His most recent study, published by the Journal of Trace Elements in Medicine and Biology in December 2016, titled: Aluminium in brain tissue in familial Alzheimer’s disease, is one of the many studies that he and his team have conducted on the subject of aluminum over the years. However, this study in particular is believed to be of significant value, because it is the first time that scientists have measured the level of aluminum in the brain tissue of individuals diagnosed with familial Alzheimer’s disease. (Alzheimer’s disease or AD is considered to be familial if two or more people in a family suffer from the disease.)
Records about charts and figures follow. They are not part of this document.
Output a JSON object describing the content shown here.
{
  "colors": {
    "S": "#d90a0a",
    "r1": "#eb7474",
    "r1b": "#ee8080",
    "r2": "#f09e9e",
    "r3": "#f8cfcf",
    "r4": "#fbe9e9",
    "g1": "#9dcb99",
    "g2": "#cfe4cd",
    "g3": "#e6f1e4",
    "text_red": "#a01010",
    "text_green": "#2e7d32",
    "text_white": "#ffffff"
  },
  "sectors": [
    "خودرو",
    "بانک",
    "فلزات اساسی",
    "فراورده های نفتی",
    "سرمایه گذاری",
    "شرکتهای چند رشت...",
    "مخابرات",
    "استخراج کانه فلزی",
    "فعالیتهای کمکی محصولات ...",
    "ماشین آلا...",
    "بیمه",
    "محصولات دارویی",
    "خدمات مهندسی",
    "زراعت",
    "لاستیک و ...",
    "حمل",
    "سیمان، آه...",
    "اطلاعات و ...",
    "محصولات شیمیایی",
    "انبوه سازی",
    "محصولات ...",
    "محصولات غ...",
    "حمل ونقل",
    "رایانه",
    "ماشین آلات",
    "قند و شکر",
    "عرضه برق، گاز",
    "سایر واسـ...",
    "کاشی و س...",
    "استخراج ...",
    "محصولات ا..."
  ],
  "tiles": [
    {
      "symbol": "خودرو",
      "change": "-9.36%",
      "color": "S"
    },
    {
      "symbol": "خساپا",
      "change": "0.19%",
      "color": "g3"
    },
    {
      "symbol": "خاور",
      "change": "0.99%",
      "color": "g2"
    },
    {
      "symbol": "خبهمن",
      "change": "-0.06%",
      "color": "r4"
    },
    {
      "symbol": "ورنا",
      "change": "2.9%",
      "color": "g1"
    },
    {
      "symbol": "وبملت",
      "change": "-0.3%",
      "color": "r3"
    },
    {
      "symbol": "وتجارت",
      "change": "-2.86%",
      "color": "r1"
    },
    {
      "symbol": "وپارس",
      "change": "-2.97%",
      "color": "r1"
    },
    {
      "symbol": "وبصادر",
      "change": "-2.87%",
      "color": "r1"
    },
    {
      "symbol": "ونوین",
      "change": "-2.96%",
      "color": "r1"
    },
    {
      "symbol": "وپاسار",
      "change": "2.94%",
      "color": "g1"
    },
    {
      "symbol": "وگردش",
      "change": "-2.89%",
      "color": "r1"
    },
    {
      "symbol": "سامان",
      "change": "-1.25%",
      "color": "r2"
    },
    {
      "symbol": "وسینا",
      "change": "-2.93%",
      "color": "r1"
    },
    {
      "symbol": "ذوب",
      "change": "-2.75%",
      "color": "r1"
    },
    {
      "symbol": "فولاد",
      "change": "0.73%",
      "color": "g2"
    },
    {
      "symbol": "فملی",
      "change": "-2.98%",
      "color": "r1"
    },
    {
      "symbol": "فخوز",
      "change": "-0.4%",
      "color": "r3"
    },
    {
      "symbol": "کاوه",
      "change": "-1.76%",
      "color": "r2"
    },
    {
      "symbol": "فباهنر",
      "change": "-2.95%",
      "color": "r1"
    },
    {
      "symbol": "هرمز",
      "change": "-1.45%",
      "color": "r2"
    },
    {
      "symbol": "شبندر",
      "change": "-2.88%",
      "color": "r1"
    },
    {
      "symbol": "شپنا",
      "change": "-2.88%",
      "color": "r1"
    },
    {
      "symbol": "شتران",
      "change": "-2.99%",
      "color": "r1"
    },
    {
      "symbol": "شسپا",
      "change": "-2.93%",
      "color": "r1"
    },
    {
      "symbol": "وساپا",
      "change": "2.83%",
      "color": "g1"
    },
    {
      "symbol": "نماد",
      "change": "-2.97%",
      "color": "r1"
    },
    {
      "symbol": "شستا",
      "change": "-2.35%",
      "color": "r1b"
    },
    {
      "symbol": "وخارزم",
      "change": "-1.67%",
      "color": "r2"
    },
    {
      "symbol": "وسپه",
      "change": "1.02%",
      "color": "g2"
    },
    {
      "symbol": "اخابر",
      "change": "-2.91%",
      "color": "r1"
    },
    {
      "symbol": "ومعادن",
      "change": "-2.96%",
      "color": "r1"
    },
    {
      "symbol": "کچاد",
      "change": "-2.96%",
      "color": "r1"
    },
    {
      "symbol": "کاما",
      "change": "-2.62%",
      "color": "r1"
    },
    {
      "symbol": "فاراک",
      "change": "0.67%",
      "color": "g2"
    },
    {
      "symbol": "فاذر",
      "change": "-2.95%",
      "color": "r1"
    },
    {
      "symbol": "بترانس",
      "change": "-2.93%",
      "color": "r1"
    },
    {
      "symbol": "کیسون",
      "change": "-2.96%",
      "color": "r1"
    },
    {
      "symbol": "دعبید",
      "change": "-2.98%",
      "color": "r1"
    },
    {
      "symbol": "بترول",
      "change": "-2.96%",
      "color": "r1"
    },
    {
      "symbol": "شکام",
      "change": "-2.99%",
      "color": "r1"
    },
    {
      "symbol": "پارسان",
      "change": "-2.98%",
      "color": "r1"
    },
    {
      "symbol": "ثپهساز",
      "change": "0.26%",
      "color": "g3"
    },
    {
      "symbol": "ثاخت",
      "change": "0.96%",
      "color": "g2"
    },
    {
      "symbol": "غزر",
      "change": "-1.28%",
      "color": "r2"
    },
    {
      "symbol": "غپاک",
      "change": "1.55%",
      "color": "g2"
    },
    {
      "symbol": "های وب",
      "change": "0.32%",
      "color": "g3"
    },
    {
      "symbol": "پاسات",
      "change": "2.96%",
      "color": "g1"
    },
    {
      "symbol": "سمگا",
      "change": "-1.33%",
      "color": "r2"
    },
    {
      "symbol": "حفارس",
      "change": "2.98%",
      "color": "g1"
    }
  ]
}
According to their paper, the concentrations of aluminum found in brain tissue donated by individuals who died with a diagnosis of familial AD, was the highest level ever measured in human brain tissue.
Professor Exley wrote:
“We now show that some of the highest levels of aluminium ever measured in human brain tissue are found in individuals who have died with a diagnosis of familial Alzheimer’s disease.
The levels of aluminium in brain tissue from individuals with familial Alzheimer’s disease are similar to those recorded in individuals who died of an aluminium-induced encephalopathy while undergoing renal dialysis.”
He explained that:
“Familial Alzheimer’s disease is an early-onset form of the disease with first symptoms occurring as early as 30 or 40 years of age. It is extremely rare, perhaps 2-3% of all cases of Alzheimer’s disease. Its bases are genetic mutations associated with a protein called amyloid-beta, a protein which has been heavily linked with the cause of all forms of Alzheimer’s disease.
Individuals with familial Alzheimer’s disease produce more amyloid beta and the onset of the symptoms of Alzheimer’s disease are much earlier in life.”